AP: The United States is taking a time out from browbeating Iran about its nuclear weapons, giving way - for now, at least - while the Europeans try to sweet-talk Iran's uranium enrichment to a halt. America's rhetorical muscling of Iran, and the Iranians' pugnacious reactions, got the world's attention. But the Europeans' offer of nuclear fuel, trade benefits and security guarantees drew a promise from Iran to suspend enrichment of uranium. Associated Press

BARRY SCHWEID


State Department spokesman Richard Boucher said past violations by Iran justified having the U.N. Security Council consider action against Tehran.

He said the United States went along with the International Atomic Energy Agency's decision to accept Iran's pledge because its chief, Mohamed ElBaradei, had reported Iran was implementing its agreement with the European countries to suspend all processes related to enriching uranium.

It is up to the agency to continue its investigation, Boucher said. "We are still as skeptical of Iran as we have ever been," he said.

When will the United States and the world know that Iran is keeping its word?

"Let's remember," Boucher said, "the last time Iran junked one of these agreements, they did it by public declarations, and kicking out inspectors, and refusing visits, and breaking seals (on enrichment facilities) and the whole lot," he said. "So it was fairly obvious what Iran was doing."

Administration officials said Iran had a poor record when it came to keeping its word. They threatened to make a case against Iran before the U.N. Security Council and try punishment in place of diplomacy.

The trouble is the United States probably did not have enough votes in the council, certainly not for an oil cutoff. A Chinese veto loomed, said Cliff Kupchan, vice president of the Nixon Center in Washington

"The only way out of this is a diplomatic solution. A military option holds little promise," said Kupchan, a former Clinton administration official who is an expert on Iran. The administration "has been increasingly disposed toward giving diplomacy a chance, which could point to a major policy change," he added.

"I think both sides realize the only way back from the abyss is to find a deal both sides can live with; if uneasily, but live with," Kupchan said.

Robert Einhorn, a former State Department official who is now an analyst at the Center for Strategic and International Studies, attributed the administration's adoption of a wait-and-see stance to lacking the votes to punish Iran in the Security Council.

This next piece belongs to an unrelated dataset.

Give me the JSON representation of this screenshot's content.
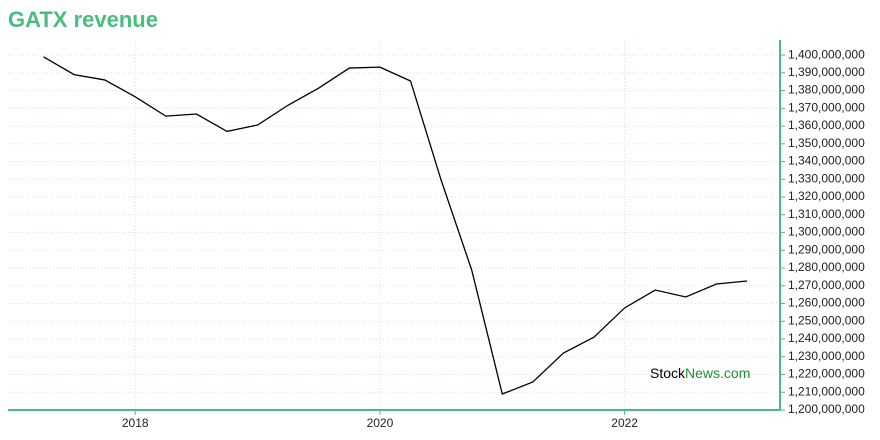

On top of that, he said, the administration is heavily focused on elections in Iraq.

"It doesn't want to have a crisis over Iran at this stage," Einhorn said.

If the deal with the Europeans were to slow down Iran's enrichment program, that would be a good result, Einhorn said, "and the administration will not have had to get its hands dirty by talking to Iran directly or by making concessions."

The next diplomatic test will come in mid-December when the Europeans insist on a permanent Iranian freeze.

By then, the Bush administration will consider whether to offer Iran the guarantees against attack it seeks, which already have been offered North Korea, and whether the bad cop should talk directly to the suspect.